2006年6月の帝王賞以来、2年半ぶりに戦列復帰したカネヒキリだったが、ステップレースに選んだ武蔵野Sは9着に凡走。あの敗戦で、かなり人気を落している。
確かに前走は一応の気合乗りは見せていたものの、どこか集中力に乏しく、馬体の張りも必ずしも本物ではなかった。しかも、最内の1番枠がたたり、終始他馬にコスられ、直線では前をカットされる不利。密集した馬群の中で、怒って掛かりながら走っていた。だから手綱は「引っ張った」まま。でも、ハミが掛かればグンと弾けそうな素振りも見せていた…と感じたのは小生だけではないはずだ。
前走後は武蔵野S組ではいち早く調教を再開。何とレースの3日後にプールに入り、坂路、チップを併用した意欲満々のトレーニング。復帰戦が消化不良だっただけに、疲れは皆無に等しく、陣営も馬もやる気満々だ。文字通り、ガラリ一変が期待できる。
本年よりJCダートの舞台は、阪神の1800メートルにかわったが、同距離は3戦3勝。しかも、1秒2、1秒4、1秒8という大差で圧勝続き。ちなみに、2年前のフェブラリーSは、後続を0秒5突き放してダ1600メートル1分34秒9をマーク。昨年のヴァーミリアンのフェブラリーSは1分35秒3だから、マイルの記録では現役最強といわれる同馬を上回っている。
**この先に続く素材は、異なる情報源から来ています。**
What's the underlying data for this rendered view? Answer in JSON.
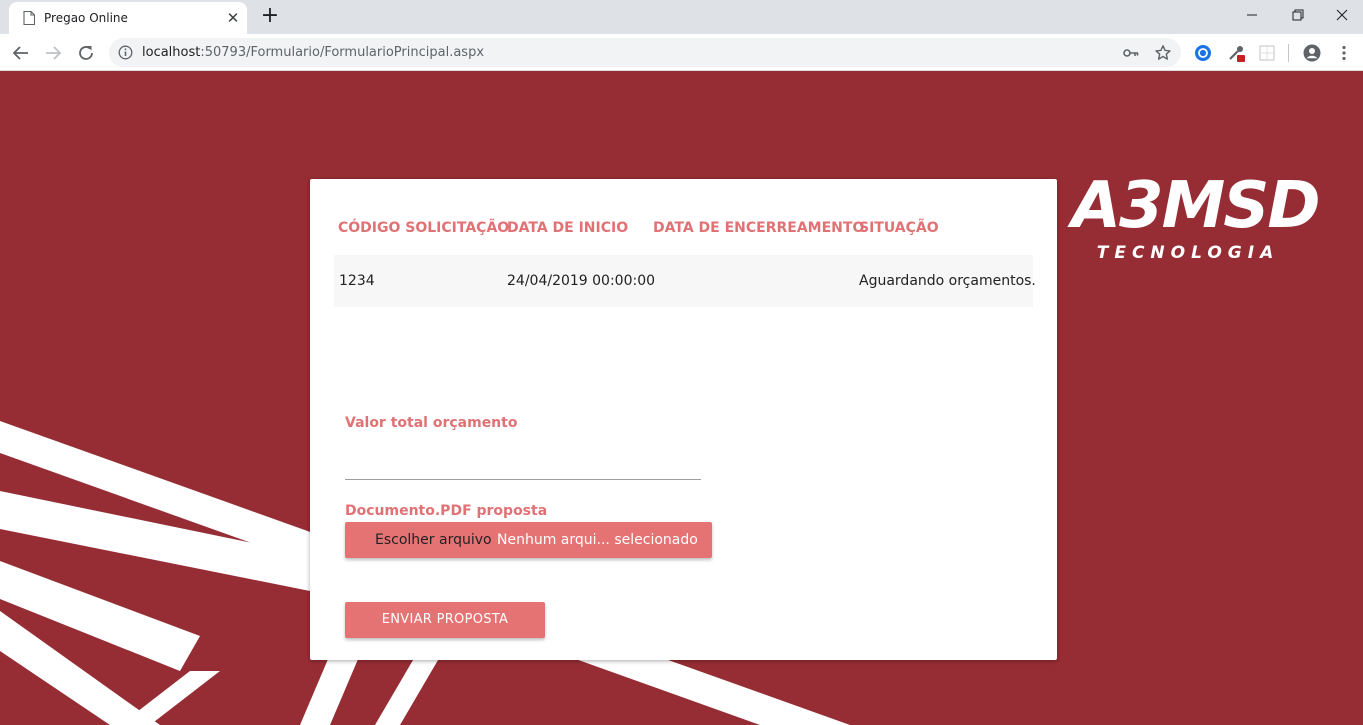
{
  "browser": {
    "tab_title": "Pregao Online",
    "tab_close": "✕",
    "new_tab": "+",
    "url_host": "localhost",
    "url_rest": ":50793/Formulario/FormularioPrincipal.aspx"
  },
  "brand": {
    "logo_main": "A3MSD",
    "logo_sub": "TECNOLOGIA",
    "background_color": "#962d34",
    "accent_color": "#e57373",
    "heading_color": "#e07275"
  },
  "table": {
    "headers": [
      "CÓDIGO SOLICITAÇÃO",
      "DATA DE INICIO",
      "DATA DE ENCERREAMENTO",
      "SITUAÇÃO"
    ],
    "rows": [
      [
        "1234",
        "24/04/2019 00:00:00",
        "",
        "Aguardando orçamentos."
      ]
    ]
  },
  "form": {
    "valor_label": "Valor total orçamento",
    "valor_value": "",
    "documento_label": "Documento.PDF proposta",
    "file_button": "Escolher arquivo",
    "file_status": "Nenhum arqui... selecionado",
    "submit_label": "ENVIAR PROPOSTA"
  }
}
2000メートルを超える距離では、平均ラップに強いヴァーミリアンが上かもしれないが、カネヒキリは本質的にはマイルをベースに、1800メートル前後がベストの切れ味勝負の差し馬。しかも、米国馬ティンカップチャリスト、フロストジャイアンツあたりは、芝並みのハイラップが当たり前の屈強の逃げ馬。これに、フリオーソ、サクセスブロッケンが絡み、ヴァーミリアンも、力任せに先行馬を急追。ひと呼吸置いて仕掛ける差し馬カネヒキリには、絶好の展開でレースが流れそうだ。
相手本線は、ヴァーミリアンにサクセスブロッケン。極端な前掛かりで末脚を失うようなら、サンライズバッカスの差し込みまで考えておきたい。
ティンカップチャリス、マストトラックといった米国勢は、ダートシーンの層の厚さは認めるものの、本物と呼べるチャンピオンGI馬が不在。カジノドライヴも、前走、帰国後と、馬体が細く映るだけに、連下までが妥当だろう。